Дежурный врач записал всё, что я знаю. Я ничего не знал. Только возраст и кличку. Ничем особенным не кормил. Травм не было. Драк не было. Температуры не было. Жалоб не было.
Меня оставили в приёмной.
Спустя десять минут выглянула жена.
Я смотрел на неё остановившимся, как вода в стакане, взглядом.
– Езжай домой, – велела она. – Посмотри, как там другие собаки.
– Он жив?
– Он жив. Ему очень плохо.
Ещё в пути, пока не начался лес и ловила связь, жена перезвонила мне.
– Это, скорей всего, отравление, – сказала она. – Осмотри весь вольер. Весь двор.
Я приехал уже засветло.
Февральская ночь нехотя отступала. Подходя к дому, я невольно посмотрел на то место у реки, где вчера сидел мой пёс.
Ненаглядный мой, заботливый, верный, зачем я ударил тебя, что я наделал. Так я отплатил тебе за то, что ты шёл на ружьё, собирал моих детей в лесу и уже во младенчестве бросился на медведя?
…Что́ он думал, глядя на реку, проживший всего два года на земле, но успевший принести в наш дом ровно ту толику обожания и преданности, которой как раз и не хватало…
…Он и умирать ушёл к реке, чтоб меня не побеспокоить.
Бассеты дружно лаяли. Не приходилось сомневаться: они были совершенно здоровы.
Я всё равно выгнал их из вольера. Как обычно, они носились по двору, уверенные в скорой утренней прогулке.
Вольер делился на две части: конура Нигги и конура, где спали Толька и Золька. У бассетов были свои миски для пищи, у него – своя.
Воду зимой я им не наливал – она всё равно сразу замерзала. Собаки ели снег.
Я залез к Нигге в конуру. Она ещё сохранила его запах. Миска была пустой.
Ничего в конуре не нашлось: ни косточки, ни корки.

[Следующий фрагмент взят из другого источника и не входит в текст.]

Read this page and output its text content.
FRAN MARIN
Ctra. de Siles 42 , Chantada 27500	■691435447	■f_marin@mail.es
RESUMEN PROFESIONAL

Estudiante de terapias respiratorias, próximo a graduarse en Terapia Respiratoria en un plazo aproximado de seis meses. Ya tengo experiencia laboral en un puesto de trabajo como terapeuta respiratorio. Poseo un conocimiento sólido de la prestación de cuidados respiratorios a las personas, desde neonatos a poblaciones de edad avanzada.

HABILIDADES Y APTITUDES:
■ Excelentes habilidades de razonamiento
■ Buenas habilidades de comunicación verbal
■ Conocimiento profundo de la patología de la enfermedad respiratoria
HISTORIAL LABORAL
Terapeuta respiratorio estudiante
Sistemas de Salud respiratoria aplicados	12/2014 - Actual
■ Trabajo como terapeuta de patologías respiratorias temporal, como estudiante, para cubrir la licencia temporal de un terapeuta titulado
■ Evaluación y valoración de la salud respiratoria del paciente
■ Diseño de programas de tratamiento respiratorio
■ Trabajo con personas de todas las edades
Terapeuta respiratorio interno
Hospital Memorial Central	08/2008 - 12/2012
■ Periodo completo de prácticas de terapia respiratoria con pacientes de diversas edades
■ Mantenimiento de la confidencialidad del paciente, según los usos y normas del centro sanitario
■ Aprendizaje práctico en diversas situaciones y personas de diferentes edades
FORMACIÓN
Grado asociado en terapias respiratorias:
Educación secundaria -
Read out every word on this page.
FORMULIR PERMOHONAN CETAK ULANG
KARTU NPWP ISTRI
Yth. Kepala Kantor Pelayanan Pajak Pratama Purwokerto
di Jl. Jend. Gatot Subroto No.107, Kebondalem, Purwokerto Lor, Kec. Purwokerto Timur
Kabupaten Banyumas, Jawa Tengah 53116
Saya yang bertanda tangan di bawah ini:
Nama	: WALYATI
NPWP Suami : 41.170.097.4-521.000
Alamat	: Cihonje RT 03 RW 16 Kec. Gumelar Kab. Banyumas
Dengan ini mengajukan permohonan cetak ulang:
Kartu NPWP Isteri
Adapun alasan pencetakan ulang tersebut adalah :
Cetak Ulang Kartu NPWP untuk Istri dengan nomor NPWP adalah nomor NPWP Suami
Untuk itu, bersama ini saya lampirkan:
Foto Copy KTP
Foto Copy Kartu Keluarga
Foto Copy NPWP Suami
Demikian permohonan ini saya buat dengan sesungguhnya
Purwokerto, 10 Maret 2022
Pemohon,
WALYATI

Выбрался наружу и отряхнул колени.
Подошёл к забору. Он был выше человеческого роста, но любой прохожий мог, проходя мимо, что-нибудь бросить собакам через забор.
Я был уверен, что ничего не найду – или, быть может, мне хотелось, чтоб ничего не нашлось.
Но мой ботинок стоял прямо возле комка слипшегося зерна.
Ничем подобным я собак не кормил.
– А это, судя по всему, как раз та отрава, что он съел, – сказал пожилой, говоривший со странным, словно бы немецким акцентом ветеринар, возвращая мне в пакете комок зерна. – Крысиный яд… Ну, ничего. Сильный мальчик. Любой другой бы умер сразу. Кто сразу не умер – умер бы по дороге, пока вы везли своего чёрного богатыря… Пришлось делать массаж сердца. У вашей жены, кстати, интересные в этом смысле навыки. У неё никто не умирал?